Now this is not to take anything away from our Leafs, who earned their spot on merit of the rules as set out by this lockout shortened season.
Why do you keep making contrarian points, only to state in the end that the Leafs earned their spot?
All you're really doing is wasting your own time. I feel like you almost want to discredit the team, but then again you and ULF have a favourite pastime of playing Devil's Advocate, though ULF is more blatant since he leaves out the extra poetic stuff.
At the end of the day, everyone plays 48 games. You're completely disregarding the mental aspect; in a regular 82 game season, a lot of teams would still have the mentality that they have "time to figure it out" by game 40 and wouldn't necessarily play to their top abilities game in and game out. In a 48 game season, everyone knows there's only 48 games of opportunity, therefore the teams that are truly the best make sure they never take their foot off the pedal and drive through these 48 games.
The teams that you listed have serious flaws. Philly has one of the worst defensive corps in the league, as well as terrible goaltending. A skilled offense is useless if both D AND goaltending are poor, you need at least one of those to be good.
NJ has no scoring depth, Kovalchuk is out with injury and without Parise they're pretty bare.

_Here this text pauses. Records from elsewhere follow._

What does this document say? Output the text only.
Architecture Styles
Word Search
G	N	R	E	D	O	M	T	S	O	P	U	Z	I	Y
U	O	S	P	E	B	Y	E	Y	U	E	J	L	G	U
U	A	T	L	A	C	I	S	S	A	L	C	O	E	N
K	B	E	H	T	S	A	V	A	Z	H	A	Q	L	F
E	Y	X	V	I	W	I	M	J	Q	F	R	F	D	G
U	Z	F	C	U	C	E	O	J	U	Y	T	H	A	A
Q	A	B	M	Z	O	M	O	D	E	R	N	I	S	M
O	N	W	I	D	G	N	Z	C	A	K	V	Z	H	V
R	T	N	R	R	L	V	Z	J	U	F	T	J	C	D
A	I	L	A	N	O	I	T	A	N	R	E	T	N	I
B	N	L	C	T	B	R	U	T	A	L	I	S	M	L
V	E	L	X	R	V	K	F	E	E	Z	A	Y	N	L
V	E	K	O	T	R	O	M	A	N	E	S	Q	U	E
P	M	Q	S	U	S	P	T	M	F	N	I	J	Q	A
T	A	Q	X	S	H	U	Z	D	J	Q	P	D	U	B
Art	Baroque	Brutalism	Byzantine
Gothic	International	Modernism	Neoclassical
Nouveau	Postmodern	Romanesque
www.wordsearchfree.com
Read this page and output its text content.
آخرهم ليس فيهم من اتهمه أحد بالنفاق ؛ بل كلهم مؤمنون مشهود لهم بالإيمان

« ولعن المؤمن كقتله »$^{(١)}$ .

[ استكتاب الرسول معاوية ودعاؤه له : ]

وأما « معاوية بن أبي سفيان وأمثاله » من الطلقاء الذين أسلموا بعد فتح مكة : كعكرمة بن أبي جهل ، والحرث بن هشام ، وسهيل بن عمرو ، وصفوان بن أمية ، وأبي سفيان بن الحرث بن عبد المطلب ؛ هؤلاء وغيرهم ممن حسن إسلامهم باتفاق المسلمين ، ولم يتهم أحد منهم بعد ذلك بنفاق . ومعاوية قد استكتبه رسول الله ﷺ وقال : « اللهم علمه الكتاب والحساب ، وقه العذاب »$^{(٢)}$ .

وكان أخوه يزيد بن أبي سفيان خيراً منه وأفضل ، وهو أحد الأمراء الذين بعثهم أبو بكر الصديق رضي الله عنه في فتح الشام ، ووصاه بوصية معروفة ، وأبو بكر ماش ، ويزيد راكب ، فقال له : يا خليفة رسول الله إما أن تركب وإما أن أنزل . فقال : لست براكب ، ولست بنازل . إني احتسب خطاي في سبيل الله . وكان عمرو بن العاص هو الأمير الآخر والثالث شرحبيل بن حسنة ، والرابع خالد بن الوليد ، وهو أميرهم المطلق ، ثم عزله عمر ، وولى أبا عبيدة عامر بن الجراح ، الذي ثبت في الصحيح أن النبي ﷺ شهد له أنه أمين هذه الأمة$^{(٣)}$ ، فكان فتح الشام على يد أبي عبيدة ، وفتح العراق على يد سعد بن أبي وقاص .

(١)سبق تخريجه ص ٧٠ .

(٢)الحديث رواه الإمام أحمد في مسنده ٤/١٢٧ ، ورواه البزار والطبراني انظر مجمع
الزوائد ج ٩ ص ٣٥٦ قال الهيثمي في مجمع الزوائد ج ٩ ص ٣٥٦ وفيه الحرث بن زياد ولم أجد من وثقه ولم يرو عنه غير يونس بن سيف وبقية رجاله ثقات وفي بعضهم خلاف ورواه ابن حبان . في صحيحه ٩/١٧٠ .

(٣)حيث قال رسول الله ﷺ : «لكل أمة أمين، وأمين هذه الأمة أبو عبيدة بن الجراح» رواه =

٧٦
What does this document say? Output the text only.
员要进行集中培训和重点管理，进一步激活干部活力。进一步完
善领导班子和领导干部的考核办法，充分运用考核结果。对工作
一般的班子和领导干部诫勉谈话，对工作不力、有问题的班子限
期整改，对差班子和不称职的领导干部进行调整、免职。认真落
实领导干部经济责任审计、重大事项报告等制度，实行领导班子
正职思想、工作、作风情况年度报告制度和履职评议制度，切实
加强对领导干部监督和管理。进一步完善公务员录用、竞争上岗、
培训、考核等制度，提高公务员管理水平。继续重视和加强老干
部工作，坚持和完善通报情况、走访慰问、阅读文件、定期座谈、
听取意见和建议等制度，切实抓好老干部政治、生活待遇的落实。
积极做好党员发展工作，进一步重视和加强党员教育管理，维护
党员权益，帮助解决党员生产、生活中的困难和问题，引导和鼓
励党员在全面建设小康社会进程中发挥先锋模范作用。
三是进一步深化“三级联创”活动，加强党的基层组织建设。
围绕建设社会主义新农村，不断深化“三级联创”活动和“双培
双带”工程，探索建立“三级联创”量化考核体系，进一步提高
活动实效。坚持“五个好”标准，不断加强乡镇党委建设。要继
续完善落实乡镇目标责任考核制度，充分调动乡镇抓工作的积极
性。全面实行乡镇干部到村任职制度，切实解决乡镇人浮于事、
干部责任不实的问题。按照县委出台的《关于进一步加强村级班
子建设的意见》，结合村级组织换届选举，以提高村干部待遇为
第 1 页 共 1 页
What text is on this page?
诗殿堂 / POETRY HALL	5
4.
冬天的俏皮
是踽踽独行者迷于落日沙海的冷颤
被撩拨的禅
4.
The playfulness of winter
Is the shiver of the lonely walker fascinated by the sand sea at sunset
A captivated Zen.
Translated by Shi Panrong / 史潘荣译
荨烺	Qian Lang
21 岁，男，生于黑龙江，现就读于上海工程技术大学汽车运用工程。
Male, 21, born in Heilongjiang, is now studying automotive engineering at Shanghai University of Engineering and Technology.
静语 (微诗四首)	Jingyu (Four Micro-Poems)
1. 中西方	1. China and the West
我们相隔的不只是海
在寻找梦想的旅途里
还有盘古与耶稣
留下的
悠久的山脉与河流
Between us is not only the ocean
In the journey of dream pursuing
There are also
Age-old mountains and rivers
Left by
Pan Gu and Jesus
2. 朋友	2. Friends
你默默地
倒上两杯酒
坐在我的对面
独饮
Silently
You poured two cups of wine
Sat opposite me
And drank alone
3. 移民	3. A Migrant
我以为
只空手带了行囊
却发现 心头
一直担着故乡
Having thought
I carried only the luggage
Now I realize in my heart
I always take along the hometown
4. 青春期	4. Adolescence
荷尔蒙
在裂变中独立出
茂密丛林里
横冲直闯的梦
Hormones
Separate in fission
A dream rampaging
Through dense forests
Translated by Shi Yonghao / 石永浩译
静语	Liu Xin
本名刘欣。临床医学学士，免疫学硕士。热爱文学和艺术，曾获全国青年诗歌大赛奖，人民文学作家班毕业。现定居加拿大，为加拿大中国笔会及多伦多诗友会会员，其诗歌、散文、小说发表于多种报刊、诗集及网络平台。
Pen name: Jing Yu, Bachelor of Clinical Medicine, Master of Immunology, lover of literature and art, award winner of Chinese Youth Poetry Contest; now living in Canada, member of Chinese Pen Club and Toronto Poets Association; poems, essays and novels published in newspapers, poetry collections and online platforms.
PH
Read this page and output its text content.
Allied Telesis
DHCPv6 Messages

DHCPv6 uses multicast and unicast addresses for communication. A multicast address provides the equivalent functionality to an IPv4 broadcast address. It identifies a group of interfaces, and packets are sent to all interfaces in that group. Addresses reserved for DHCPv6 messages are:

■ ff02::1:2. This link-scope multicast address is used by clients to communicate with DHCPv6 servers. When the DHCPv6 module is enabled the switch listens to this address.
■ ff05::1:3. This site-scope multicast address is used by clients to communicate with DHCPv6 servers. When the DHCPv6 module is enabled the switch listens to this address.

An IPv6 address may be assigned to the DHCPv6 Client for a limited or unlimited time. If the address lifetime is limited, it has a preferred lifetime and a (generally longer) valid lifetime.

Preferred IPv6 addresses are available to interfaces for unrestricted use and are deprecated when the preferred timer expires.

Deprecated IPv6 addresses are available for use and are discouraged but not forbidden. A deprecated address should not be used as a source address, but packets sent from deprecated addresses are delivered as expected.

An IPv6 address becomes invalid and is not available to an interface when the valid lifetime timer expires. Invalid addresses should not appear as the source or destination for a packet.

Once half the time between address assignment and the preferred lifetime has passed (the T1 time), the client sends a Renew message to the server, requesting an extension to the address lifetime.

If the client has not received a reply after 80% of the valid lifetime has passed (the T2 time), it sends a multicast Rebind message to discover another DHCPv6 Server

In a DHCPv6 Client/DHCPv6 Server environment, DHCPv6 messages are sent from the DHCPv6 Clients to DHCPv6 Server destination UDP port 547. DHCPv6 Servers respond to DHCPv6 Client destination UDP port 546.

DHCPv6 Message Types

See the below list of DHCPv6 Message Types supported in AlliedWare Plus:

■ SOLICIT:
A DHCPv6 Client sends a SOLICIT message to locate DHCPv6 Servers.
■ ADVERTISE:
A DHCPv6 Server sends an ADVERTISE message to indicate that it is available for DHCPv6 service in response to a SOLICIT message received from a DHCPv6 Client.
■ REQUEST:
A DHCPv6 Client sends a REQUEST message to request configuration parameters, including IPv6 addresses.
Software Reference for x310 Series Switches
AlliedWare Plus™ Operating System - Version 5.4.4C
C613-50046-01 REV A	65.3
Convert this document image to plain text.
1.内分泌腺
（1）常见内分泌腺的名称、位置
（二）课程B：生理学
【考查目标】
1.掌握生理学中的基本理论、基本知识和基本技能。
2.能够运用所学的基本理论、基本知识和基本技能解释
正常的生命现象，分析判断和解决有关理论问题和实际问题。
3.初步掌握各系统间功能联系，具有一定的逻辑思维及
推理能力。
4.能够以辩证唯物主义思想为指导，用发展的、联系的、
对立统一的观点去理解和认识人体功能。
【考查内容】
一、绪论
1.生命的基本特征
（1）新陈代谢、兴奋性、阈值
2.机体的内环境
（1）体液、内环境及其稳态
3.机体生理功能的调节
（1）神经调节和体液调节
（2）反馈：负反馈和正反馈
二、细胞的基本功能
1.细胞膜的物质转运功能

All they have is an aging Elias. Zajac is underperforming without Parise, Clarkson had a career year where his shooting % was an anomaly, and Henrique came off a successful rookie season, heading into a sophomore season with lofty expectations, no surprise he's slumped. Other than that they just have regular depth players.
Their D is also average and an aging Brodeur has had the worst season of his career.
Detroit has a decent roster, but losing Lidstrom left a huge void in terms of leadership and stability, and they no longer have an anchor on their back end. Nik Kronwall is a huge downgrade as a #1 d-man from Lidstrom, they don't have a #1 guy and it's hurting them badly. Losing both Lidstrom and Rafalski in 2 years has gutted the defense. Detroit is also a pretty soft team. They're weak on the wings, with only Filp and Franzen as true top six guys, though Franzen is getting up there in age too. They do have Nyquist who should be good soon, and Brunner who has been providing serviceable offense. Jimmy Howard is a bit inconsistent but he's been good. From what I've gathered from Red Wing fans is that Babcock has been making a lot of questionable decisions this year and a lot of fans are angry with him over that.
The only team really underachieving is Detroit I would say, while Philly and NJ are both playing with serious holes in their line-up, and as expected they're struggling.